Ideal Income-Based Budget
Lewis explains that the 30 percent rule is based on a middle-class viewpoint and that “not everyone can spend less than 30 percent of their income on rent if they have a low income.” Spending less than 30 percent on rent can also be difficult in certain cities where there’s a much higher cost of living. The 50/30/20 rule, in comparison, provides a little extra room and more options for budget customization. “When you think about that 50 percent bucket, it just gives you a little bit more flexibility to pay say 35 percent or 40 percent of your income for rent if that’s what you have to do,” Lewis says. If you need help crunching the numbers, download a budget app to get started. So, if a client highly values comfortable or luxurious living situations, and they find a dream rental that’s going to push them over that 50 percent bracket (with utilities, debt payments, and other needs factored in), she won’t tell them they can’t make that decision. Instead, she might advise them to reduce their wants (the 30 percent bracket). “I don’t like people reducing the savings, but if they have to [in order to afford a higher-priced rental], they can temporarily,” she adds. In another scenario, someone may place a high value on travel and experiences (or other things like a monthly massage for self-care). These people may have to opt for a lower-cost rental to balance the scale. The most important part, though, is to adjust your budget to accommodate your expenses—don’t simply pay outside your means and hope for the best. “The numbers have to add up to a hundred,” Reiches says. “When they don’t, that’s when debt starts to occur.”
Other Hidden Costs
Upfront costs like the security deposit.
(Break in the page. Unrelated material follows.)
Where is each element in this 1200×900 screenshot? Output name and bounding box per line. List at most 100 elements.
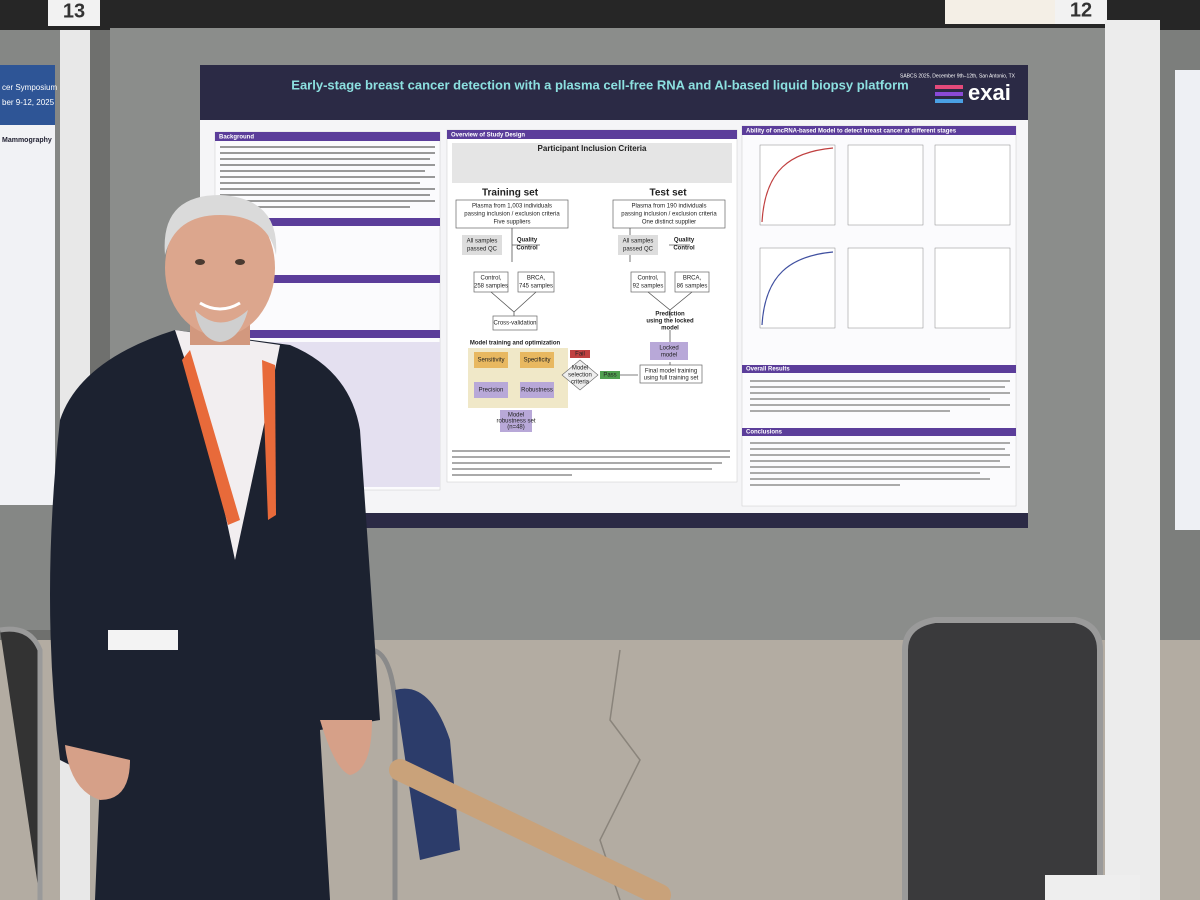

While some states have a limit of a one-month rent deposit, landlords in some states can charge three months of rent or more.Moving expenses. In addition to putting down the deposit and first month of rent off the bat, you’ll also need to factor in how much money it’ll cost you to move. For example, do you need to pay for movers, rent a moving van, or buy a bunch of items for your new place
While these aren’t repeating monthly costs, they should be factored into your overall rent budget, as they can eat away at your savings, which in turn will make it harder to manage your personal finances. “Sometimes people get excited because they get two months rent free [at the beginning], but then all of a sudden the year ends and their rent skyrockets up another hundred or $200 or something like that,” Reiches says. “Make sure that if you did get a discount on your rent, that you can afford what the rent would be in the future,” she adds, explaining how expensive it can be to keep moving year after year.
Consider Lease Terms
Reiches also notes how important it is to “read the fine print” when signing a lease and look into the opt-out clause. If you aren’t sure how long you’ll be able to stay in a place, ask about the penalty of leaving early and try to negotiate a clause so that you won’t end up paying super high fees. Another part of thinking about the future involves considering the savings you’ll have later on. If you chip into your savings to splurge on a dream apartment, it may make you happy now, but may not set you up for as comfortable of a lifestyle down the line. Lastly, consider situations like splitting rent with potential roommates (and how long they plan to stay) when thinking about your future costs. For example, would you be able to afford rent if they left, and it took you three months to find a new one? Also, not everyone is going to be completely transparent about how they’re paying their rent. “A lot of people get financial support from their parents, especially young people,” Lewis says. “So if you’re like me and you had to pay your own way, you might wonder what your friends are doing right and what you’re doing wrong, and you might not be doing anything wrong. Your friends might just be getting a few hundred bucks every month to subsidize their rent and give them some more financial breathing room.” While there’s nothing wrong with either situation, it proves the importance of creating an individualized rent budget based on your own life, not anyone else’s.